Possibly Captain Sydney Loder (1867-1944), Greenfield Lodge, Market Harborough, by 1929, then to his wife,
Nelly Loder (1881-1972), daughter of Binyoun Francis Drage, of The Grange, Chapel Brampton, Northamptonshire,
Possibly Mrs Sydney Loder; Christie's, London, 13 August 1941, lot 68 (£260 to Bruford).
With S.J. Shrubsole, New York.
A New England Coillection; Christie's, New York, 16 April 1999, lot 242.
Literature
London, Seaford House, Queen Charlotte's Loan Exhibition of Old Silver, London, 1929, no. 123, Sydney Loder.
Special notice
This lot has been imported from outside of the UK for sale and placed under the Temporary Admission regime. Import VAT is payable at 5% on the hammer price. VAT at 20% will be added to the buyer’s premium but will not be shown separately on our invoice.

Brought to you by

Harry Williams-Bulkeley
Harry Williams-Bulkeley International Head of Silver Department

Lot Essay


THOMAS JEMPSON
Gerald Taylor first tentatively attributed the mark TI a star below to Thomas Jempson, a specialist in this type of box, see G. Taylor, Proceedings of the Silver Society, 'Some London Platemakers' Marks, 1558-1624', 1984, pp. 97-100. This was confirmed by Dr. Mitchell, op. cit., p. 535-536. He describes the unconventional apprenticeship Jempson received before he was made free of the Goldsmiths' Company by March 1604. The records of the Company list a number or infringements for submitting plate below standard, in one instance a mere pennyweight, one 20th of an ounce, less than the required purity. Jempson worked for the Royal Household and took seven apprentices during his career, living for most of this time in the parish of St. John Zachary, probably in Staining Lane, where he was residing in 1623.

SHELL-FORM SPICE BOXES
In the Tudor and Stuart periods, exotic spices and sugar were expensive imports that required equally precious containers. Only about two dozen silver shell-form boxes dating from the late 1500s to the early 1600s are known to survive. Most contemporary descriptions of scallop-shell boxes describe them as sugar boxes, however some boxes have divided interiors which would suggest that they could have been used for a variety of different condiments, see T. Schroder, British and Continental Gold and Silver in the Ashmolean Museum, Oxford, 2009, vol.

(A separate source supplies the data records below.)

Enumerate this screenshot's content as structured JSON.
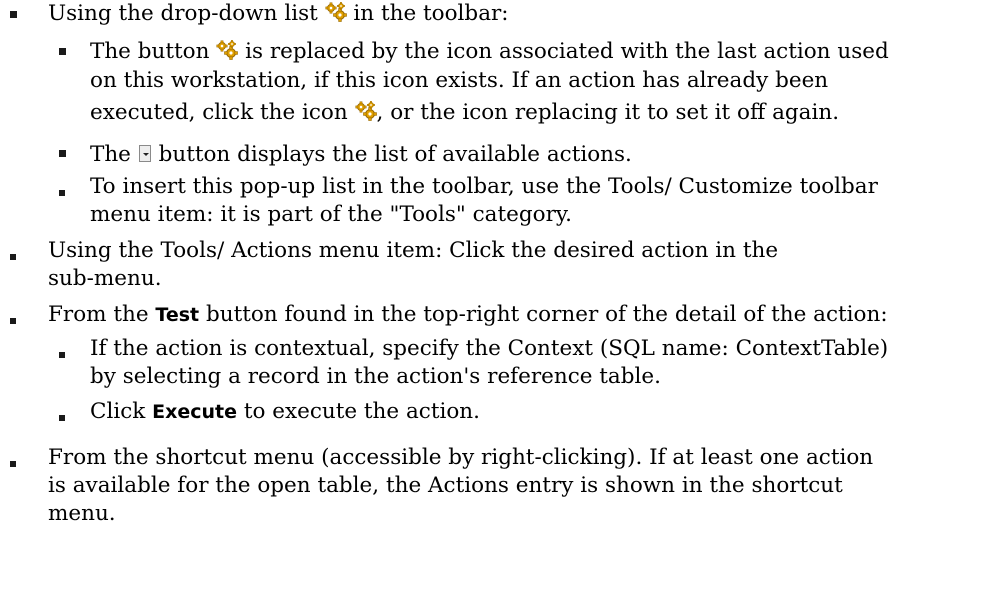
{
  "items": [
    {
      "pre": "Using the drop-down list ",
      "post": " in the toolbar:"
    },
    {
      "l1_pre": "The button ",
      "l1_post": " is replaced by the icon associated with the last action used",
      "l2": "on this workstation, if this icon exists. If an action has already been",
      "l3_pre": "executed, click the icon ",
      "l3_post": ", or the icon replacing it to set it off again."
    },
    {
      "pre": "The ",
      "post": " button displays the list of available actions."
    },
    {
      "l1": "To insert this pop-up list in the toolbar, use the Tools/ Customize toolbar",
      "l2": "menu item: it is part of the \"Tools\" category."
    },
    {
      "l1": "Using the Tools/ Actions menu item: Click the desired action in the",
      "l2": "sub-menu."
    },
    {
      "pre": "From the ",
      "bold": "Test",
      "post": " button found in the top-right corner of the detail of the action:"
    },
    {
      "l1": "If the action is contextual, specify the Context (SQL name: ContextTable)",
      "l2": "by selecting a record in the action's reference table."
    },
    {
      "pre": "Click ",
      "bold": "Execute",
      "post": " to execute the action."
    },
    {
      "l1": "From the shortcut menu (accessible by right-clicking). If at least one action",
      "l2": "is available for the open table, the Actions entry is shown in the shortcut",
      "l3": "menu."
    }
  ]
}
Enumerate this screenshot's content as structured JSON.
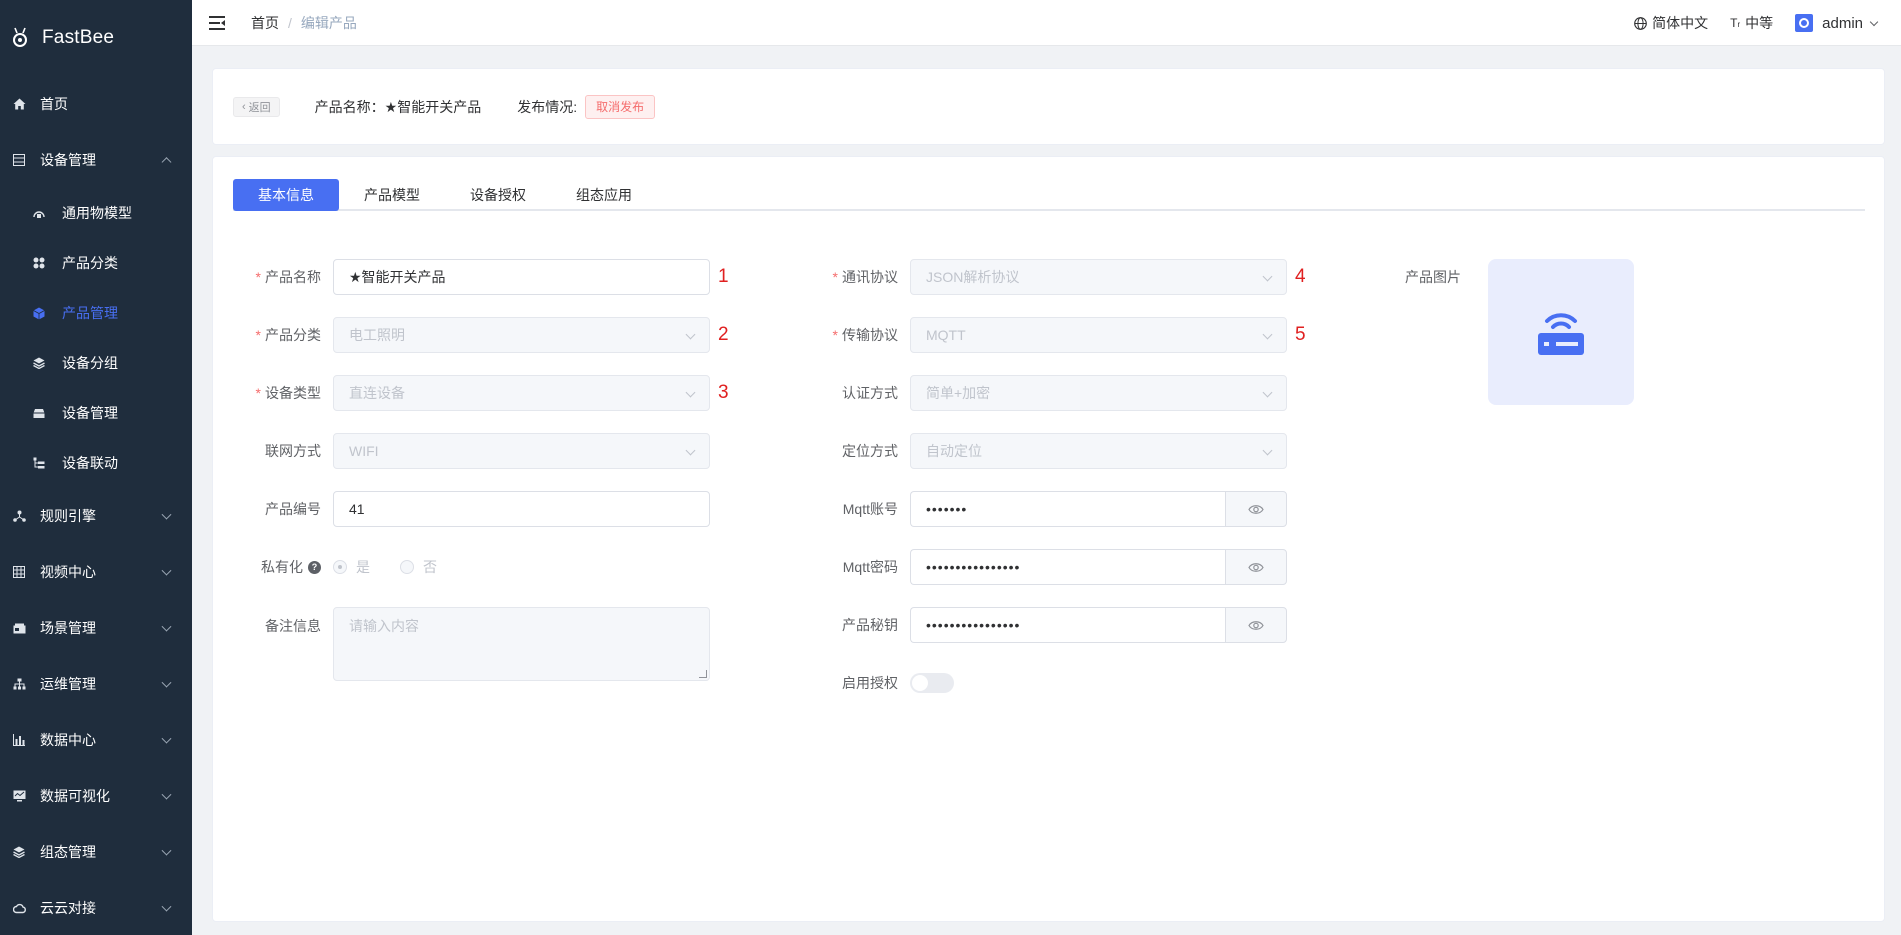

II, pp. 504-506, fig. 193, and P. Glanville, Silver in Tudor and Early Stuart England, London, 1990, pp. 366-367, fig. 219. Glanville notes that it was usual to sweeten wine with sugar, a practice seen as curious and uniquely English by the Lincolnshire born traveller and commentator Fynes Moryson (1566-1630), 'Gentlemen garrawse onely in wine, which many mixe with sugar - which I never observed in any other place or kingdom'. She further notes the that Spanish Ambassadors at the court of King James I found the practice equally strange on their arrival in 1604.

A virtually identical box by the same maker was sold from the David Little Collection, Christie's, London, 3 December 2019, lot 122; another was sold from the collection of the 5th Earl of Rosebery at Mentmore, Sotheby's House Sale, 18 May 1977, lot 1714. Perhaps the earliest example is one of 1598 in the collection of the Middle Temple, London. A similar sugar box of 1620 was sold at Bonham's, London, 30 June 2010, lot 260. Others also by Thomas Jempson are in the collections of the Huntington Library, Pasadena, the Wadsworth Atheneum, Connecticut, the Minneapolis Institute of Art, and the Ashmolean Museum, Oxford, see Schroder, op. cit., 2009, p. 506 for a list of related boxes.